Não tinha saudades do jogo. Tinha saudades, sim, do tempo em que foi a voz incómoda que nunca se calou, lutando contra as anomalias que se verificavam com frequência nas máquinas onde jogava e também onde jogavam os que tinham o vício de perder e os outros que tinham o vício de ganhar. Essa voz que nunca se calou, não derrotou ninguém todo-poderoso; desmoralizou muito, incomodou, enervou os intocáveis, mas não conseguiu atirá-los ao tapete. Talvez porque David só venceu uma vez Golias e o relato dessa história foi 
contada num livro que não admite contestação. A Bíblia!
Os dias que estão a passar no seu ritmo habitual não são longos dias azuis nem cinzentos. São dias.
Depois de um interregno de meses que teve como causa um problema de saúde, Mário continuou a lutar contra aquele "estado de coisas" dentro do Estado que tinha profissionais fiscalizadores que se limitavam a assobiar para o lado.
E que corresse o marfim!
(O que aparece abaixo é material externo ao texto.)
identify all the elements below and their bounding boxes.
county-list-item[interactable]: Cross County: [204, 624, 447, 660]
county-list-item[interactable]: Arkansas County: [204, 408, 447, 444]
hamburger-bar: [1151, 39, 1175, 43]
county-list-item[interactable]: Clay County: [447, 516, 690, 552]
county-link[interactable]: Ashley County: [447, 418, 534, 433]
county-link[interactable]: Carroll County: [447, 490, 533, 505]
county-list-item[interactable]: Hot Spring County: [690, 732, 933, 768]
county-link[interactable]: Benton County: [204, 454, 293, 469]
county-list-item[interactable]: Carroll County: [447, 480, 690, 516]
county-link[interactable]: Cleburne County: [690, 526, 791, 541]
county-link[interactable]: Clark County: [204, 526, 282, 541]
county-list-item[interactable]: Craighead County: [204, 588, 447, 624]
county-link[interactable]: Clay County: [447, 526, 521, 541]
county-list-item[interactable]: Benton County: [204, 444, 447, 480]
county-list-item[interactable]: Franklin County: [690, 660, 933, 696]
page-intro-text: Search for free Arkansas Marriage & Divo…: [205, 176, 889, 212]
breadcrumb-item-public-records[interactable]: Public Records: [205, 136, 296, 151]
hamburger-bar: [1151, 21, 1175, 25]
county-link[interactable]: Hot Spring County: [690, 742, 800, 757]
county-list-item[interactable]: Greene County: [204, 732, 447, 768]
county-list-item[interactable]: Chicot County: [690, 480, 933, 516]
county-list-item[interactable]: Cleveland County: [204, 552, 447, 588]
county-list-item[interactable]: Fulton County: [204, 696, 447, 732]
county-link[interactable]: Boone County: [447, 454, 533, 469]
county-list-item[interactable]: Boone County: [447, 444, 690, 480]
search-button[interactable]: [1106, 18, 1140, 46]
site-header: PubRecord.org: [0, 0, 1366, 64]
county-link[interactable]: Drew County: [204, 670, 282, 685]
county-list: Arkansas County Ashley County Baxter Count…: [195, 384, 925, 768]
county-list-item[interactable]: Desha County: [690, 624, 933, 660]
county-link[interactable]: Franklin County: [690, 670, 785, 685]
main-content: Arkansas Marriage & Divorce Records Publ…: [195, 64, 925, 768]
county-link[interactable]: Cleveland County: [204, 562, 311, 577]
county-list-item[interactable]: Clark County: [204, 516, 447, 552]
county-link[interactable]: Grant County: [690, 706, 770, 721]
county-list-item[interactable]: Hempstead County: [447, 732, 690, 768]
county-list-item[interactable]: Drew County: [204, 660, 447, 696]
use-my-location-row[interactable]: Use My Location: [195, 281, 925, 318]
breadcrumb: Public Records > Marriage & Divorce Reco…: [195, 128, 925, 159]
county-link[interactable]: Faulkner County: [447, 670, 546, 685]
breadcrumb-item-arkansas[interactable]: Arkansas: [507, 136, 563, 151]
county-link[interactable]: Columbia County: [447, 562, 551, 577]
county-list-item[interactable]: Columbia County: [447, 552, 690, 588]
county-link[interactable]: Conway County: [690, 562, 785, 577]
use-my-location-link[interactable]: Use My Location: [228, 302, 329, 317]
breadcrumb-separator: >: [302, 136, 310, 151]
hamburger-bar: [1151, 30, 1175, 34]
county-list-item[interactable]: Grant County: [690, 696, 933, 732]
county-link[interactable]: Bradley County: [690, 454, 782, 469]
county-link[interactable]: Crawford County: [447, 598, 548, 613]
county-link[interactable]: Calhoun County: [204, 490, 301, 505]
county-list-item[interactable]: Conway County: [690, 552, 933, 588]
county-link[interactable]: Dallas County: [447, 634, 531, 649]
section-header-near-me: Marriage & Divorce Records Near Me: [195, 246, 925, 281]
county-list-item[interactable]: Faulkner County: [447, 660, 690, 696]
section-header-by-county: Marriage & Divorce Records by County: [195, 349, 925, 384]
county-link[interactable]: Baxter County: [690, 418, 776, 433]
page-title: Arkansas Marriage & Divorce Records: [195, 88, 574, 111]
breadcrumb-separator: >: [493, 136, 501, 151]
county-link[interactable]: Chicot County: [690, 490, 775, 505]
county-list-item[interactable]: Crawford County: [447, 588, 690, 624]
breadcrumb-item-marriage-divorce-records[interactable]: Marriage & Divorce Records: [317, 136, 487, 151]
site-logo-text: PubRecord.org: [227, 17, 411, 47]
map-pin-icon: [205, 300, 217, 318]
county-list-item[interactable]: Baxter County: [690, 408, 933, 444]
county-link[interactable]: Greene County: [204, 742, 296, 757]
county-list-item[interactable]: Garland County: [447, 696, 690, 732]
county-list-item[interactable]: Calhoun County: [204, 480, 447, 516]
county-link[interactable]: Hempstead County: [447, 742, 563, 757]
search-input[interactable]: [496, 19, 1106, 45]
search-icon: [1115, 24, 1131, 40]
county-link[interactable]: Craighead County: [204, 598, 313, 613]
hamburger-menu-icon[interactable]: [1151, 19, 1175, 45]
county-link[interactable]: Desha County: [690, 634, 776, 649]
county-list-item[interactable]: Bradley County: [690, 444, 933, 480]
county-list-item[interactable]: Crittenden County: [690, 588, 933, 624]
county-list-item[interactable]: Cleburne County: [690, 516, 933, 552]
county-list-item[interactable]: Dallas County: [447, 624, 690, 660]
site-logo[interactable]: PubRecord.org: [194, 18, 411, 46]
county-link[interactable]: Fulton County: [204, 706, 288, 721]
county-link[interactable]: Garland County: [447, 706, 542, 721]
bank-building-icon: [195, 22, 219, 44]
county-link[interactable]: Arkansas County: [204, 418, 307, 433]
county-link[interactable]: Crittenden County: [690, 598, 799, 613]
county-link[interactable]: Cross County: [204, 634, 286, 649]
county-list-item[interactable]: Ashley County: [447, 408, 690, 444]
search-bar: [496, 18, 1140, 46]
Aleluia!
Mário acredita que o monstro já chegou à inspeção e devorou-a com grande apetite, tal como fazem todos os buracos negros que se prezam. Mas acredita também que esses mesmos buracos negros, atingidas condições restritivas, também se devoram a si próprios se já não tiverem mais nada nem ninguém para continuarem a devorar.